Neurocheck

Following acute brain injury, patients in the intensive care unit often undergo hourly or every-other-hour exams (“neurochecks”) to monitor for neurodeterioration

In the certification of stroke centers, the performance of serial nursing neurological assessments and reassessments, commonly known as neurochecks, is often cited as one of the most problematic standards. The role of neurochecks is to readily detect neurological change, but it is surprising that this practice has undergone relatively little scientific study 1) 2).


Neurochecks are effective at detecting clinically important neurologic changes in the intensive care unit setting that are relevant to patients' long-term outcomes. The initial 12 hours is a period of frequent and prognostically important neurologic changes in patients with ICH.


Neurocheck Frequency

LaBuzetta et al. assessed health care provider attitudes towards neurocheck frequency and evaluated providers' ideal neurocheck frequency.

This was a cross-sectional, online survey distributed in Spring 2021 at a tertiary care academic medical center. Providers from multiple intensive care unit and neuroscience clinical specialties including attending faculty, medical trainees, advanced practice providers, and bedside nurses were invited to participate.

Among 177 participants, 61 (34%) and 116 (66%) were self-identified as ordering and performing providers, respectively. The survey response rate was 58% among physicians and 51% among bedside nurses with neurological expertise. The most common medical and non-medical reasons for ordering hourly neurochecks were “a specific diagnosis with anticipated course” and “standard of care”, respectively. Compared with ordering providers, performing providers felt guidelines regarding neurocheck frequency (P<0.01) and duration (P<0.01) should be proscriptive. Conversely, ordering providers felt hourly neurochecks were detrimental to patients with acute brain injury (P=0.02) and believed they would not utilize hourly neurochecks if there was another mode of monitoring available (P=0.03). Performing providers identified multiple patient-related factors impacting the difficulty of and their willingness to perform frequent neurochecks, and only 70% of neurochecks were perceived to be performed as ordered. Both ordering and performing providers preferred every-other-hour neurochecks following acute brain injury.

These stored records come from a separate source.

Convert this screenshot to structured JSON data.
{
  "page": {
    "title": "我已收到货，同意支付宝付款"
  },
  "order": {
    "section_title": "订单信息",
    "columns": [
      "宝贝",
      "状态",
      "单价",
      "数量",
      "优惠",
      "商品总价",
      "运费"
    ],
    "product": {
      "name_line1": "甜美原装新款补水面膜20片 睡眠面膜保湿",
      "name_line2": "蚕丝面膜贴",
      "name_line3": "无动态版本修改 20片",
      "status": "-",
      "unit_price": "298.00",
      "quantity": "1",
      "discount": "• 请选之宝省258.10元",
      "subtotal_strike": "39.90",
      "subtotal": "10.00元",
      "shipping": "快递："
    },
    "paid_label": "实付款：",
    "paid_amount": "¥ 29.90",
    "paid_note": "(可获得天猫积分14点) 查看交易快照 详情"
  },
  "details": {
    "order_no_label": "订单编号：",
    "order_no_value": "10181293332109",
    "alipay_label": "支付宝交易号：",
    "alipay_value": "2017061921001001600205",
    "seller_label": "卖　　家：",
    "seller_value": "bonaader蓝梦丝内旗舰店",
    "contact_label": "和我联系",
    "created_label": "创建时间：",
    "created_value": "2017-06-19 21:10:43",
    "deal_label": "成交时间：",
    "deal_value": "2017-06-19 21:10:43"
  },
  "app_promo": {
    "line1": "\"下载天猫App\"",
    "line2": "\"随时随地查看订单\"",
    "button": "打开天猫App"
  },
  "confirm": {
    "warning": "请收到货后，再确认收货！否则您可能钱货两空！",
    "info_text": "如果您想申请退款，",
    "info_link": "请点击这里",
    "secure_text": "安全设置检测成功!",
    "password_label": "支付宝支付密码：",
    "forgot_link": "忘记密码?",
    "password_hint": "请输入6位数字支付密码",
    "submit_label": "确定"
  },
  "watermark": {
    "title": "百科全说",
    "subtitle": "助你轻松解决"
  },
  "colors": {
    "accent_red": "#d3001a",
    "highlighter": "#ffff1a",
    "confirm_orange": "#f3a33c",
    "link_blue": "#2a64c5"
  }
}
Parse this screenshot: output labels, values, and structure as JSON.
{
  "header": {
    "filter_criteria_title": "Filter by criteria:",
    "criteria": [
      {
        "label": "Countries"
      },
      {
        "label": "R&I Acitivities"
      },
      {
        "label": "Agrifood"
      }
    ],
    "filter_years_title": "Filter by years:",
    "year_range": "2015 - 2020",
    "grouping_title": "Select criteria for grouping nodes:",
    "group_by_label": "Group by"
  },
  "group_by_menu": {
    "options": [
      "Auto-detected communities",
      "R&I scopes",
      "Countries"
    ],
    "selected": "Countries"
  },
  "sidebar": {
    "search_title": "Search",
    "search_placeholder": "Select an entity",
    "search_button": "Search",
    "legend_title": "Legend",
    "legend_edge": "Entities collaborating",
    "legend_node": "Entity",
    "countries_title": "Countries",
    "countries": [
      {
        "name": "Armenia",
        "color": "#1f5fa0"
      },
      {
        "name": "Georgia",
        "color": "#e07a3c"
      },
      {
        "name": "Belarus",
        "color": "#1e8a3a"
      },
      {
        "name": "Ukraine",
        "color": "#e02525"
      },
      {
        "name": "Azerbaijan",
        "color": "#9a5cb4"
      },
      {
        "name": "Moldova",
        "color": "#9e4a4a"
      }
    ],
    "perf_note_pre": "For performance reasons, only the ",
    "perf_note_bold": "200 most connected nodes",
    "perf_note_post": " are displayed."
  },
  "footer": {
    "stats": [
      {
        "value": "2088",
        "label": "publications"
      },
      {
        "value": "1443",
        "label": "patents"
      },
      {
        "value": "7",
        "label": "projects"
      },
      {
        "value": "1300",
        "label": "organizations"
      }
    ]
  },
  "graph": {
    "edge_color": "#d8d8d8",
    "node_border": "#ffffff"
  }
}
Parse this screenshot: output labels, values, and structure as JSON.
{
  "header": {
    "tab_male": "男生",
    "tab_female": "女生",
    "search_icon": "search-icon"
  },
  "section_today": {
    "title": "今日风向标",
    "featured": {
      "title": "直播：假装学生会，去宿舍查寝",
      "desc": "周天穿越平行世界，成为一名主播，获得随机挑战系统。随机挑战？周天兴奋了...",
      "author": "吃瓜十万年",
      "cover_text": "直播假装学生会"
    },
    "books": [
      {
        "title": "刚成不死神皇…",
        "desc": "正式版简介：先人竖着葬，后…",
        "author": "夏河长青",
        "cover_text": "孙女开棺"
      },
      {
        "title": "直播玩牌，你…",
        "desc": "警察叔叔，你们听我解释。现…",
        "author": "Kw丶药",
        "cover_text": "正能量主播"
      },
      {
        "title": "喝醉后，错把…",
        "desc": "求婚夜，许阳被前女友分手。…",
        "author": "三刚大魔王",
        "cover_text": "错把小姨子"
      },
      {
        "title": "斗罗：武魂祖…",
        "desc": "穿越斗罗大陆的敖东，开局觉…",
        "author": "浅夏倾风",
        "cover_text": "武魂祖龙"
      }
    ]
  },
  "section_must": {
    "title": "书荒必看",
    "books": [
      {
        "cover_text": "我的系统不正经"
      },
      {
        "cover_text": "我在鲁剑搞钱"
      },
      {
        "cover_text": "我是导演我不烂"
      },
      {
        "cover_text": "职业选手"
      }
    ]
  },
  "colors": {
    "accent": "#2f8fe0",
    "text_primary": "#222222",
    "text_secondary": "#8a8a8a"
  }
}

This survey revealed clinically relevant differences in ordering versus performing provider attitudes about frequent neurochecks. Providers preferred every-other-hour rather than hourly neurochecks 3).


Intensive neurological assessments in neurocritical care settings for unduly prolonged period result in profound sleep deprivation in those patients that confounds the true neurological status of these patients, and the mounting apprehension in providers can beget a vicious cycle of even more intensive neurological assessments resulting in further sleep deprivation from being constantly woken up to be “assessed.” This iatrogenic state drives these patients into deep sleep stages that impact spontaneous breathing trials, weaken immunity, and lead to unwarranted investigations and interventions. There is dwindling value of prolonged frequent neurochecks beyond the initial 24-48 h of an intracranial event. We insist that sleep must be considered on at least an equal par to other functions that are routinely assessed. We reason that therapeutic sleep must be allowed to these patients in suitable amounts especially beyond the first 36-48 h to achieve ideal and swift recovery. This merits a paradigm shift 4).


Although neurochecks detected neurological deterioration in almost half of patients with acute stroke, a significant proportion of deteriorations were found outside scheduled assessments or remained undetected. This suggests that novel monitoring strategies are needed to readily identify worsening neurological status in acute stroke 5).

1) , 5)
De Leon Benedetti AM, Bhatia R, Ancheta SR, Romano JG, Koch S. How Well Do Neurochecks Perform After Stroke? Stroke. 2021 Mar;52(3):1094-1097. doi: 10.1161/STROKEAHA.120.032303. Epub 2021 Jan 28. PMID: 33504183.
2)
Maas MB, Berman MD, Guth JC, Liotta EM, Prabhakaran S, Naidech AM. Neurochecks as a Biomarker of the Temporal Profile and Clinical Impact of Neurologic Changes after Intracerebral Hemorrhage. J Stroke Cerebrovasc Dis. 2015 Sep;24(9):2026-31. doi: 10.1016/j.jstrokecerebrovasdis.2015.04.045. Epub 2015 Jul 2. PMID: 26143415; PMCID: PMC4558336.
3)
LaBuzetta JN, Kazer MR, Kamdar BB, Owens RL, Evans JH, Stone L, Malhotra A. Neurocheck Frequency: Determining Perceptions and Barriers to Implementation of Evidence-Based Practice. Neurologist. 2022 Aug 16. doi: 10.1097/NRL.0000000000000459. Epub ahead of print. PMID: 35981307.
4)
Kishore K, Cusimano MD. The Fundamental Need for Sleep in Neurocritical Care Units: Time for a Paradigm Shift. Front Neurol. 2021 Jun 17;12:637250. doi: 10.3389/fneur.2021.637250. PMID: 34220667; PMCID: PMC8248989.